From the Variability plot above, most of the sample variances are on or close to the lower control limit (LCL) while they are very far from the upper control limit, which means that the variability (the variances of the observation from the mean) is in control. Thus, the Hotelling T 2 can be plotted to see if the process is actually in control. From the Hotelling T 2 plotted above also, it can be seen that all the plot point fall within the UCL and LCL, which means that it can be concluded that the fill height and level of Co 2 of STAR is under control. The R code was used for the analysis of STAR.

The fill height of MALTINA refers to the height of the liquid content in a bottle of a MALTINA. And the co 2 level refers to the level of co 2 in each bottle of MALTINA. There can be cases of low fill, high fill and normal fill. The normal or standard fill height of MALTINA of the company is 60cl. And the standard co 2 level of MALTINA is between (0.59-0.61%wt/wt). The tables below display analysis carried out using R on various readings on fill height and co 2 level that was observed at different times. Table2 shows the Variances and Covariances of the fill height and level of Co 2 of MALTINA and also the Hotelling T 2 and Variability of each of the 20 samples. The Grand mean, Variance-Covariance Matrix (s) for the control limit used in the Variability plot, and the control Limits for the Hotelling T 2 and Variability plot are represented in the table(s) below. From the Hotelling T 2 plotted above, it can be seen that all the plot point fall within the UCL and LCL, which means that the fill height and level of co 2 of MALTINA is under control.

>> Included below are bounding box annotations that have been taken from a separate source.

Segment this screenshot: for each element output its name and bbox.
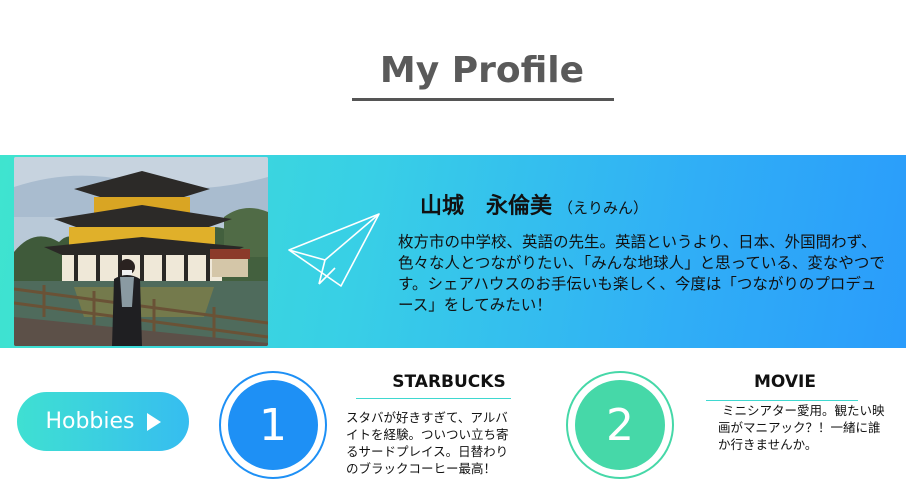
hobby-1-title: STARBUCKS	[392, 372, 506, 392]
profile-photo	[14, 157, 268, 346]
hobbies-button-label: Hobbies	[45, 409, 135, 434]
hobby-1-text: スタバが好きすぎて、アルバイトを経験。ついつい立ち寄るサードプレイス。日替わりの…	[346, 410, 509, 476]
hobby-2-number: 2	[575, 380, 665, 470]
profile-name: 山城 永倫美 （えりみん）	[420, 188, 648, 220]
name-reading: （えりみん）	[558, 199, 649, 217]
hobby-1-circle: 1	[219, 371, 327, 479]
hobby-2-title: MOVIE	[753, 372, 816, 392]
paper-plane-icon	[288, 213, 380, 287]
title-underline	[352, 98, 614, 101]
hobby-1-divider	[356, 398, 511, 399]
name-text: 山城 永倫美	[420, 194, 553, 219]
profile-bio: 枚方市の中学校、英語の先生。英語というより、日本、外国問わず、色々な人とつながり…	[398, 233, 885, 314]
play-triangle-icon	[146, 412, 161, 431]
page-title: My Profile	[379, 50, 585, 91]
hobby-1-number: 1	[228, 380, 318, 470]
hobbies-button[interactable]: Hobbies	[17, 392, 189, 451]
hobby-2-circle: 2	[566, 371, 674, 479]
hobby-2-text: ミニシアター愛用。観たい映画がマニアック？！一緒に誰か行きませんか。	[718, 403, 885, 452]
hobby-2-divider	[706, 400, 858, 401]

The fill height of GOLDBERG refers to the height of the liquid content in a bottle of a GOLDBERG. And the co 2 level refers to the level of co 2 in each bottle of GOLDBERG. There can be cases of low fill, high fill and normal fill. The normal or standard fill height of GOLDBERG of the company is 60cl. And the standard level of co 2 GOLDBERG is between (0.62-0.64%wt/wt). The tables below display analysis carried out using R on various readings on fill height and co 2 level that was observed at different times. From the Hotelling T2 plotted above also, it shows that all the plot point fall within the UCL and LCL, which means that the fill height and level of Co of GOLDBERG is under control.

Based on the results obtained from the analysis so far for all the drinks considered, none of the characteristics examined and analyzed fall within the control which invariably means we do not have sufficient evidence to reject the null hypothesis hence we Accept the null hypothesis for both the fill height and the level of Co2.

V.

The results obtained from the method used show that the components for the production of the beer under consideration(fill height and level of Co2) shows that the variability of the three products are in control, and this information helped in proceeding to check if the two quality characteristics are in control, also, using the Hotelling T2 control chart of Sub grouped data, the values were all within the lower and upper control limit for the three products, which helps to affirm the fact that the quality characteristics of STAR, MALTINA AND GOLDBERG are in control. This shows that the Quality Control Unit of the Company should not relent in carrying out their test on the products, all these will help the company to maintain the required standard and survive competition with other likely products from other company.